- Title: Migrant families block U.S.-mexico border bridge
- Date: 10th October 2019
- Summary: MATAMOROS, MEXICO (OCTOBER 10, 2019) (REUTERS) FENCE ACROSS ROAD AT U.S.-MEXICO BORDER BRIDGE WITH POLICE IN RIOT GEAR SEEN ON U.S. SIDE AND MIGRANT FAMILIES IN ROAD ON MEXICAN SIDE MIGRANTS BLOCKING BRIDGE'S PEDESTRIAN WALKWAY MIGRANTS SEATED ON ROAD ON BORDER BRIDGE MIGRANT CHILDREN CHANTING (Spanish) "WE WANT TO STUDY" MIGRANT FAMILIES ON BRIDGE (SOUNDBITE) (Spanish) HEAD OF MIGRANT ATTENTION FOR THE MUNICIPALITY OF MATAMOROS, GLADYS CANAS, SAYING: "But this isn't the right way to use this bridge to achieve your goal. So, I respect everything that you are saying, and I'm going to keep trying to help and mediate, and Mexican authorities are never going to use force, but you are breaking our laws. Please understand that." (SOUNDBITE) (Spanish) ANONYMOUS MIGRANT PROTESTER, SAYING: "For approximately eight to nine days the buses haven't come. There are many people who now want to go back to our countries because we don't want to be here any longer. Everyone is saying: tomorrow, tomorrow." MIGRANT FAMILIES ON BRIDGE (SOUNDBITE) (Spanish) ANONYMOUS MIGRANT PROTESTER, SAYING: "All of us here want an opportunity, but if that's not possible then tell us definitively, but don't mislead us." MIGRANT FAMILIES ON BRIDGE (SOUNDBITE) (Spanish) ANONYMOUS MIGRANT PROTESTER, SAYING: "Give us a solution, because we don't want to be here any more. I've been here for nearly two months. I have my appointment soon (with U.S. authorities), but what's happening, there are people there who have now had two appointments, they already went to their second appointment, and now they'll have another appointment, so what's going to happen? What's going to happen to us? Because if they're saying more time, more time, where are we going to end up?" MIGRANTS BLOCKING BRIDGE (SOUNDBITE) (Spanish) ANONYMOUS MIGRANT PROTESTER, SAYING: "I have a child with special needs, and I need to buy orthopedic braces for him and try to get ahead for him, and give my daughter an education who is here with me.

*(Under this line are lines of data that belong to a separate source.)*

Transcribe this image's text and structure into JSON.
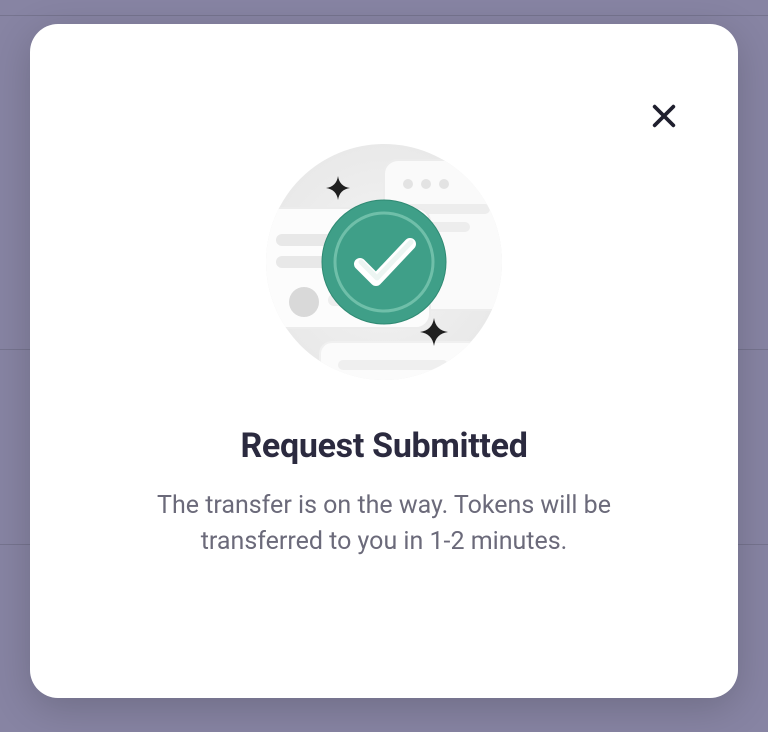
{
  "modal": {
    "title": "Request Submitted",
    "body": "The transfer is on the way. Tokens will be transferred to you in 1-2 minutes.",
    "close_icon": "close-icon",
    "illustration": "success-checkmark"
  },
  "colors": {
    "accent": "#3f9f88",
    "accent_inner": "#46aa92",
    "text_heading": "#2b2a3f",
    "text_body": "#6b6a7a",
    "modal_bg": "#ffffff",
    "backdrop": "#8784a3",
    "sparkle": "#1f1f1f"
  }
}
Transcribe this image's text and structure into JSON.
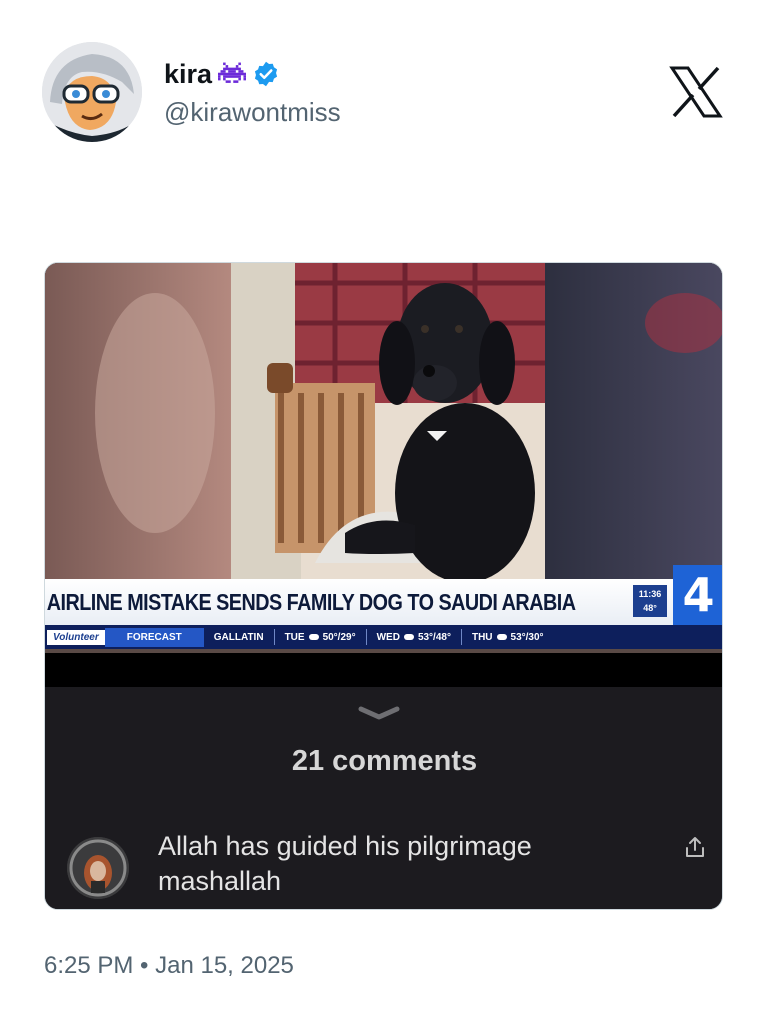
{
  "tweet": {
    "display_name": "kira",
    "name_emoji": "space-invader-icon",
    "verified_icon": "verified-badge-icon",
    "handle": "@kirawontmiss",
    "platform_icon": "x-logo-icon",
    "timestamp": "6:25 PM • Jan 15, 2025"
  },
  "media": {
    "news": {
      "headline": "AIRLINE MISTAKE SENDS FAMILY DOG TO SAUDI ARABIA",
      "time": "11:36",
      "temp": "48°",
      "channel": "4",
      "ticker": {
        "brand": "Volunteer",
        "forecast": "FORECAST",
        "location": "GALLATIN",
        "days": [
          {
            "day": "TUE",
            "temps": "50°/29°"
          },
          {
            "day": "WED",
            "temps": "53°/48°"
          },
          {
            "day": "THU",
            "temps": "53°/30°"
          }
        ]
      }
    },
    "comments": {
      "count_label": "21 comments",
      "expand_icon": "chevron-down-icon",
      "items": [
        {
          "text": "Allah has guided his pilgrimage mashallah",
          "share_icon": "share-icon"
        }
      ]
    }
  },
  "colors": {
    "text_primary": "#0f1419",
    "text_secondary": "#536471",
    "verified": "#1d9bf0",
    "chyron_blue": "#0d1f5c",
    "comments_bg": "#1c1b1f"
  }
}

And, that's what I want more than anything, to work in the United States, we're not here to disturb anybody, we just know that the United States is a big, powerful country." VARIOUS, MIGRANT FAMILIES ON BRIDGE
- Embargoed: 24th October 2019 19:31
- Keywords: immigration Central America blocked emigration asylum U.S.A bridge refugees caravan border Mexico protest migrants
- Location: MATAMOROS, MEXICO
- City: MATAMOROS, MEXICO
- Country: Mexico
- Topics: Asylum/Immigration/Refugees,Government/Politics
- Reuters ID: LVA001B0IO9JB
- Aspect Ratio: 16:9
- Story Text: U .S. asylum seekers camped out in a dangerous Mexican border town occupied a bridge to Brownsville, Texas on Thursday (October 10), leading to the closure of the crossing.
Hundreds of the migrants have been camped for weeks on the end of the bridge in Matamoros, Mexico, a city known for cartel control of people trafficking and gang violence.
Many of those camped out are awaiting court dates for hearings in the United States weeks or months later under a U.S. policy called the Migrant Protection Protocols (MPP).
Video shot by a Reuters photographer showed men, women and children, some lying on blankets, mid-way across the bridge over the Rio Grande. The path into the United States was blocked by a razor wire-topped gate, behind which stood dozens of U.S. border agents.
Some on the bridge said they were trying to cross as a group into the United States, and were frustrated that court dates kept on being pushed backwards, leaving them uncertain of how long they would be stuck in Mexico.
More than 51,000 migrants, mostly asylum seekers, have been returned to Mexico under MPP. At least 8,000 have been sent to Matamoros, a border city in crime-wracked Taumaulipas state, since the policy was expanded in July from other parts of the U.S.-Mexico border.
MPP migrants who have been living in tents or on sidewalks at the end of the bridge, reliant on food from volunteers and water for washing from the river, recently expressed concerns to Reuters that their court dates would be cancelled or indefinitely postponed.
Their sense of uncertainty comes amid news of shifting U.S. policies. The U.S. Supreme Court issued a decision last month that would allow the U.S. government to deny asylum to people who have passed through a third country, such as Mexico, and not requested refuge there first.